In recent years, a number of VC firms have entered the angel space. It is unclear their level of commitment to their companies, some of which has been uncharitably called “spray and pray.” The question we might offer is what happens to these companies if the VC fails to invest in follow on rounds?
For example, consider Atlas Ventures. “When it comes to doing seed rounds for Boston area startups, no venture capital firm is more prolific than Atlas Ventures — a main reason why the firm managed to close VC deals in Boston last year at the rate of nearly one a week,” wrote Kyle Alspach, VC Editor of the Boston Business Journal, last July. “The Cambridge-based firm closed 47 venture deals in the Boston area last year (2011), with a total of $60 million invested across the deals, according to new Boston Business Journal research.”
So what is Atlas doing now? “For us at Atlas Venture Tech, we're looking at approximately 12 seeds (average check $400K) and 4 or 5 Series A investments (average check $4M) ... if we can find the entrepreneurs to partner with!” writes Atlas Partner Fred Destin in an April 2013 blog post.
From the numbers above, one might conclude that there is in fact a “Series A Crunch” and that Atlas Ventures is causing it.
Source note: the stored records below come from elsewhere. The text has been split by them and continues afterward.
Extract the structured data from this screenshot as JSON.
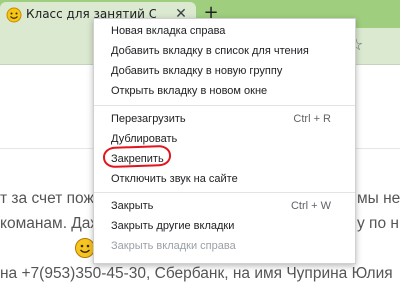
{
  "browser": {
    "tab": {
      "title": "Класс для занятий Сеня | Народ",
      "close_glyph": "✕",
      "favicon": "smiley-favicon-icon"
    },
    "new_tab_glyph": "+",
    "bookmark_glyph": "☆"
  },
  "page": {
    "line1_left": "т за счет пож",
    "line1_right": "мы не б",
    "line2_left": "команам. Даж",
    "line2_right": "у по н",
    "line3": "на +7(953)350-45-30, Сбербанк, на имя Чуприна Юлия"
  },
  "context_menu": {
    "items": [
      {
        "label": "Новая вкладка справа",
        "shortcut": ""
      },
      {
        "label": "Добавить вкладку в список для чтения",
        "shortcut": ""
      },
      {
        "label": "Добавить вкладку в новую группу",
        "shortcut": ""
      },
      {
        "label": "Открыть вкладку в новом окне",
        "shortcut": ""
      },
      {
        "label": "Перезагрузить",
        "shortcut": "Ctrl + R"
      },
      {
        "label": "Дублировать",
        "shortcut": ""
      },
      {
        "label": "Закрепить",
        "shortcut": ""
      },
      {
        "label": "Отключить звук на сайте",
        "shortcut": ""
      },
      {
        "label": "Закрыть",
        "shortcut": "Ctrl + W"
      },
      {
        "label": "Закрыть другие вкладки",
        "shortcut": ""
      },
      {
        "label": "Закрыть вкладки справа",
        "shortcut": ""
      }
    ],
    "highlighted_item": "Закрепить",
    "highlight_color": "#e3141b"
  },
  "colors": {
    "tabstrip": "#9fcf7e",
    "active_tab": "#dbe9d0"
  }
}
But hold on right there. Newly released industry figures show Atlas ventures to not only be one of the most active seed investors in the US, but to also be one of the most supportive firms at reinvesting in seeded companies.
The data on this topic was collected by market research firm CB Insights, the same firm that produces the HALO Report on Angel Investing.
“Earlier, we detailed a list of the top 10 Seed VC investors based on their portfolio’s historical follow-on investment rate. But we also wanted to analyze which of the most active seed investors from the 2010 and 2011 vintages were most inclined to reinvest in companies they previously seeded. From an entrepreneur’s perspective, having an investor who is more inclined to participate in follow-on rounds of financing should be a plus since it probably means less time wasted pitching and educating new investors,” reports CB Insights.
“Also, if you believe that seed deals made by larger funds who don’t reinvest present a signaling risk, this list of prolific re-investors is also valuable. Note: The signaling risk argument is one that was popularized by folks like Chris Dixon (Andreessen Horowitz), Mark Suster (GRP Partners) and David Hornik (August Capital). Unfortunately, the argument about seed VC signaling risk is not supported by the data as we’ve previously shown.”
Below is a list of the 30 most active Seed VC investors over the two-year time frame ranked based on number of Seed VC deals they participated in followed by a ranking of the Top 10 most frequent re-investors:
In terms of re-investment rates, the top 10 is led by German early-stage firm High-Tech Gründerfonds and London-based venture capital firm Atomico, followed by Philadelphia-based First Round Capital and Chicago-based Lightbank.